I even checked this definition stacks its intermediate results in the same way as the standard foldl:
> myFoldl (\a elm -> concat ["(",a,"+",elm,")"]) "" (map show [1..10])
> "((((((((((+1)+10)+9)+8)+7)+6)+5)+4)+3)+2)"
> foldl (\a elm -> concat ["(",a,"+",elm,")"]) "" (map show [1..10])
> "((((((((((+1)+10)+9)+8)+7)+6)+5)+4)+3)+2)"
The correct answer was the following defintion:
myFoldl :: (a -> b -> a) -> a -> [b] -> a
myFoldl f z xs = foldr step id xs z
where step x g a = g (f a x)
Just asking why is my previous definition incorrect ?
Essentially, your fold goes in the wrong order. I think you didn't copy your output from foldl correctly; I get the following:
*Main> myFoldl (\ a elem -> concat ["(", a, "+", elem, ")"]) "" (map show [1..10])
"((((((((((+1)+10)+9)+8)+7)+6)+5)+4)+3)+2)"
*Main> foldl (\ a elem -> concat ["(", a, "+", elem, ")"]) "" (map show [1..10])
"((((((((((+1)+2)+3)+4)+5)+6)+7)+8)+9)+10)"
so what happens is that your implementation gets the first element--the base case--correct but then uses foldr for the rest which results in everything else being processed backwards.
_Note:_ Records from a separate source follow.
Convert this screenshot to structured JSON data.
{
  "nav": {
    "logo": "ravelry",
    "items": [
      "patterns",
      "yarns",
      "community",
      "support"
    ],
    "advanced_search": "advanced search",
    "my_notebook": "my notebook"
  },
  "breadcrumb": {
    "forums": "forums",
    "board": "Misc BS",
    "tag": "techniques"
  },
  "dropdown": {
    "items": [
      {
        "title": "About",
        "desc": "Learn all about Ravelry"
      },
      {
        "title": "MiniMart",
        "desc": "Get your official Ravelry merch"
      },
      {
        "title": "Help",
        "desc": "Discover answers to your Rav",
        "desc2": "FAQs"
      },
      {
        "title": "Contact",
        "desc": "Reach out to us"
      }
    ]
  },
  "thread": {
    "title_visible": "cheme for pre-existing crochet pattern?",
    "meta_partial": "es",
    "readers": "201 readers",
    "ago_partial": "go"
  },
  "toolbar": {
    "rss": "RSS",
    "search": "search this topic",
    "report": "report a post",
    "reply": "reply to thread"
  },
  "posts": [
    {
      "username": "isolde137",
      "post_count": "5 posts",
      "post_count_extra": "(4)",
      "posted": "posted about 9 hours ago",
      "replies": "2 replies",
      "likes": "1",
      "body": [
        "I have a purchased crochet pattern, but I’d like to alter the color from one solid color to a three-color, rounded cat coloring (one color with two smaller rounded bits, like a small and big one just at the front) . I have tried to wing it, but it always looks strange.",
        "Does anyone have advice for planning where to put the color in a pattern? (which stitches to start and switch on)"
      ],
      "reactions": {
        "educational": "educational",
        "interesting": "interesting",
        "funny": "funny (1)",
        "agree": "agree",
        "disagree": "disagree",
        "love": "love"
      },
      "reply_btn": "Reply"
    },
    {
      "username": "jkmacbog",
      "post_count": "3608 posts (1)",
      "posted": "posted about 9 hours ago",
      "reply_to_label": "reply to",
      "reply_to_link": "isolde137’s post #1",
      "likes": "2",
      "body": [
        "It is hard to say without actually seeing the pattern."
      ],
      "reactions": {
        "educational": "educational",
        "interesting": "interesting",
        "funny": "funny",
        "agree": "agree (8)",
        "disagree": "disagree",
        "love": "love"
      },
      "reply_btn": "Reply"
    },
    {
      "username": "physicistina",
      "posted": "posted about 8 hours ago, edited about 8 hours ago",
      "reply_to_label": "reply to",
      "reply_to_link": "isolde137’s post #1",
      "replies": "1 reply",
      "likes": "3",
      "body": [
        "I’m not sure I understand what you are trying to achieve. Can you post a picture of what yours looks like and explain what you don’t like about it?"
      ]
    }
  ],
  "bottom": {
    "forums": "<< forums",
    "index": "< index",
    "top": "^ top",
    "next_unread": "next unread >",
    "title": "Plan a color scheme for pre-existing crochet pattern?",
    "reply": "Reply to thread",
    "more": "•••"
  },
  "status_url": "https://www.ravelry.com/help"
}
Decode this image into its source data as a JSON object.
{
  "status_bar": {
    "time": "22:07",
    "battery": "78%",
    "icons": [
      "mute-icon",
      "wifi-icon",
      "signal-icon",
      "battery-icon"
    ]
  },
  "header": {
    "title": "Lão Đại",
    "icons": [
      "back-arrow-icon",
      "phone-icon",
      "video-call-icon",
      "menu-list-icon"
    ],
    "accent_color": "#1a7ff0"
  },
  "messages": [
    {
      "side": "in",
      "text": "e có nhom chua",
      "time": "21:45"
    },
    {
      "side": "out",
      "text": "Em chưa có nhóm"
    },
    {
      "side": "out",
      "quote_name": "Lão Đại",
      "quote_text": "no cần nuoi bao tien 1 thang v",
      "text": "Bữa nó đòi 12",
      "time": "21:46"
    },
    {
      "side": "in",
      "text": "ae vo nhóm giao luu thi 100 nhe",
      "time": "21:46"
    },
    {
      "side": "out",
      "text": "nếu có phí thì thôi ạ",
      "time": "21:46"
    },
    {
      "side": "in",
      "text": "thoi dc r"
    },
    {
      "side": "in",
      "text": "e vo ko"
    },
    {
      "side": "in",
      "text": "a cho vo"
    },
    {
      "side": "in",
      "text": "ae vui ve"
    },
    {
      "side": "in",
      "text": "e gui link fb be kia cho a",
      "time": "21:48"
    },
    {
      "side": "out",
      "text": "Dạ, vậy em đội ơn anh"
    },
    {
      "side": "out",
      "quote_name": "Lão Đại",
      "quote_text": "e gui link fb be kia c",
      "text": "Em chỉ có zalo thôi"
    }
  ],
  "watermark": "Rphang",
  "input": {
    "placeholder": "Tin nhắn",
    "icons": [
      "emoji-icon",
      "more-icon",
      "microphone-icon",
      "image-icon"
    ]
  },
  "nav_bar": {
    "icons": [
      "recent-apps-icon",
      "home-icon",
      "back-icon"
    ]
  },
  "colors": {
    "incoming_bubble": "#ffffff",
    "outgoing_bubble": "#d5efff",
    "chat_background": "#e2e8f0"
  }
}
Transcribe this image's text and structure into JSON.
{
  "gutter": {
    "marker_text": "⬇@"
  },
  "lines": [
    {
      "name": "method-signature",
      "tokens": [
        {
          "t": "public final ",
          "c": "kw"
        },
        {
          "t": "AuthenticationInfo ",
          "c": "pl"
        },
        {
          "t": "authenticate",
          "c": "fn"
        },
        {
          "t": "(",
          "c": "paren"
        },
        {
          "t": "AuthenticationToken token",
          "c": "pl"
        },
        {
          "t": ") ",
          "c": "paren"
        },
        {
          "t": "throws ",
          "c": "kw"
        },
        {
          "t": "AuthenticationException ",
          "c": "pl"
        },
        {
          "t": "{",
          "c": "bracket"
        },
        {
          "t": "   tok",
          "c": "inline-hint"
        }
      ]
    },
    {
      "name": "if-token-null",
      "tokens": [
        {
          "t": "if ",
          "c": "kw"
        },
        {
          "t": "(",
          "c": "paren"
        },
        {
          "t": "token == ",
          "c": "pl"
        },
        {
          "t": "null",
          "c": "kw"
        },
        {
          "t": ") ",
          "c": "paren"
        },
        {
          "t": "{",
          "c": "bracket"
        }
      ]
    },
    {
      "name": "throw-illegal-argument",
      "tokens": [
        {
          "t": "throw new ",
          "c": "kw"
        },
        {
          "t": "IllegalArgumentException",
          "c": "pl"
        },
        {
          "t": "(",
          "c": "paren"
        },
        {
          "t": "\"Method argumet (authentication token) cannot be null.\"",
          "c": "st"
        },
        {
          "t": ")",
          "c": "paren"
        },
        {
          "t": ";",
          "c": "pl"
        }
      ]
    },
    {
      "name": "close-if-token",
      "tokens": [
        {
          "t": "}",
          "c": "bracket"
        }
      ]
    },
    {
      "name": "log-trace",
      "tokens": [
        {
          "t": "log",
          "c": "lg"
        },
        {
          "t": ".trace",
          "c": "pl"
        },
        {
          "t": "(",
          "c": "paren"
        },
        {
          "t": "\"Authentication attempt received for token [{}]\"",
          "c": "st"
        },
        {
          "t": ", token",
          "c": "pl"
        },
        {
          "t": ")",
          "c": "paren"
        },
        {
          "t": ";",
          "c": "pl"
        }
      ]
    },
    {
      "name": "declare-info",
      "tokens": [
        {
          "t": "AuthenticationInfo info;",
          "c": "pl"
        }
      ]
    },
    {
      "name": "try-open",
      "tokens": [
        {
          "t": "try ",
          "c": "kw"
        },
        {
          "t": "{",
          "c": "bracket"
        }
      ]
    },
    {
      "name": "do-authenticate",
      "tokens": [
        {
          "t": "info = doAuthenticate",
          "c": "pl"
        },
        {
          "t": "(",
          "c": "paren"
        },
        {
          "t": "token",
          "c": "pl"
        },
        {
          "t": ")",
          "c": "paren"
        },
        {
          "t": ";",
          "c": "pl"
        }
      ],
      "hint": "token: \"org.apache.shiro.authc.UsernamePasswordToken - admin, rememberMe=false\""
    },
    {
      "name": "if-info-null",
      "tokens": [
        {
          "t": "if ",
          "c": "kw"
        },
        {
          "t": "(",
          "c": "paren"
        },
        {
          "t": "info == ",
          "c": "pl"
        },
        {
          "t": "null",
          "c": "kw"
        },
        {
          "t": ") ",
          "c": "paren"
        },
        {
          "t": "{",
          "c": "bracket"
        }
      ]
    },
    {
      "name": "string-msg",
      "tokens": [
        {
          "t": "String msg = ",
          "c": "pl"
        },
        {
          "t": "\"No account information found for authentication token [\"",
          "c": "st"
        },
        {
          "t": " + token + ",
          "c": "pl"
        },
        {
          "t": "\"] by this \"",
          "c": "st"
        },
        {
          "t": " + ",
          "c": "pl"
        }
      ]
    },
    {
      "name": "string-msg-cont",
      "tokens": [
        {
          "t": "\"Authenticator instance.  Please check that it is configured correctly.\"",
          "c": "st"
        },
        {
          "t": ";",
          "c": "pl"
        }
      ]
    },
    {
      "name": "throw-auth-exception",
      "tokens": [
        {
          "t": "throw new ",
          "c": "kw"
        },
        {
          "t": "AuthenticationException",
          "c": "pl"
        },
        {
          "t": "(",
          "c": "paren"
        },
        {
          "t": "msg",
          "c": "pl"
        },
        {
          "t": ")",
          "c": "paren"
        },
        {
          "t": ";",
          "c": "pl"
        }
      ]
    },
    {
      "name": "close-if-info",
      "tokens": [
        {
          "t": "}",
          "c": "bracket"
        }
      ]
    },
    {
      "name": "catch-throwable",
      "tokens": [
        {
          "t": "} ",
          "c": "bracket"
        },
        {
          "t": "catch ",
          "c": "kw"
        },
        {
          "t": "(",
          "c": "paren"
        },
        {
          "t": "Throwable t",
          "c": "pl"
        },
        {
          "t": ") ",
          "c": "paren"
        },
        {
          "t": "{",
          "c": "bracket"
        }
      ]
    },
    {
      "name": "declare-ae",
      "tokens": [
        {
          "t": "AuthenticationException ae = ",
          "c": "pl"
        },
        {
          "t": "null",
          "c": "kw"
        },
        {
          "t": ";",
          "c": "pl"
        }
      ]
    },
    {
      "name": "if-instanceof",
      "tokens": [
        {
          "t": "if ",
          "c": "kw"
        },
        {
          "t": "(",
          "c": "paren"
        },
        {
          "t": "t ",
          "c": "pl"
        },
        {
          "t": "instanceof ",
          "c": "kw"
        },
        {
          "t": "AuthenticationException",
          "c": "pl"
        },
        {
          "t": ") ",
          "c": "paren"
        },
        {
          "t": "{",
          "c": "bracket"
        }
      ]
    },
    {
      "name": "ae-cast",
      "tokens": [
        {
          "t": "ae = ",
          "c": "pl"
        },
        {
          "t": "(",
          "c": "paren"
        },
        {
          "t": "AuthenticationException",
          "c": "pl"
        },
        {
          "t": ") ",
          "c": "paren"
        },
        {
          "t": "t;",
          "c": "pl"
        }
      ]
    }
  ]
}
There are some nice pictures of the different orders the folds work in on the Haskell wiki:
This shows how foldr (:) [] should be the identity for lists and foldl (flip (:)) [] should reverse a list. In your case, all it does is put the first element at the end but leaves everything else in the same order. Here is exactly what I mean:
*Main> foldl (flip (:)) [] [1..10]
[10,9,8,7,6,5,4,3,2,1]
*Main> myFoldl (flip (:)) [] [1..10]
[2,3,4,5,6,7,8,9,10,1]
This brings us to a deeper and far more important point--even in Haskell, just because the types line up does not mean your code works. The Haskell type system is not omnipotent and there are often many--even an infinite number of--functions that satisfy any given type. As a degenerate example, even the following definition of myFoldl type-checks:
myFoldl :: (a -> b -> a) -> a -> [b] -> a
myFoldl _ acc _ = acc
So you have to think about exactly what your function is doing even if the types match. Thinking about things like folds might be confusing for a while, but you'll get used to it.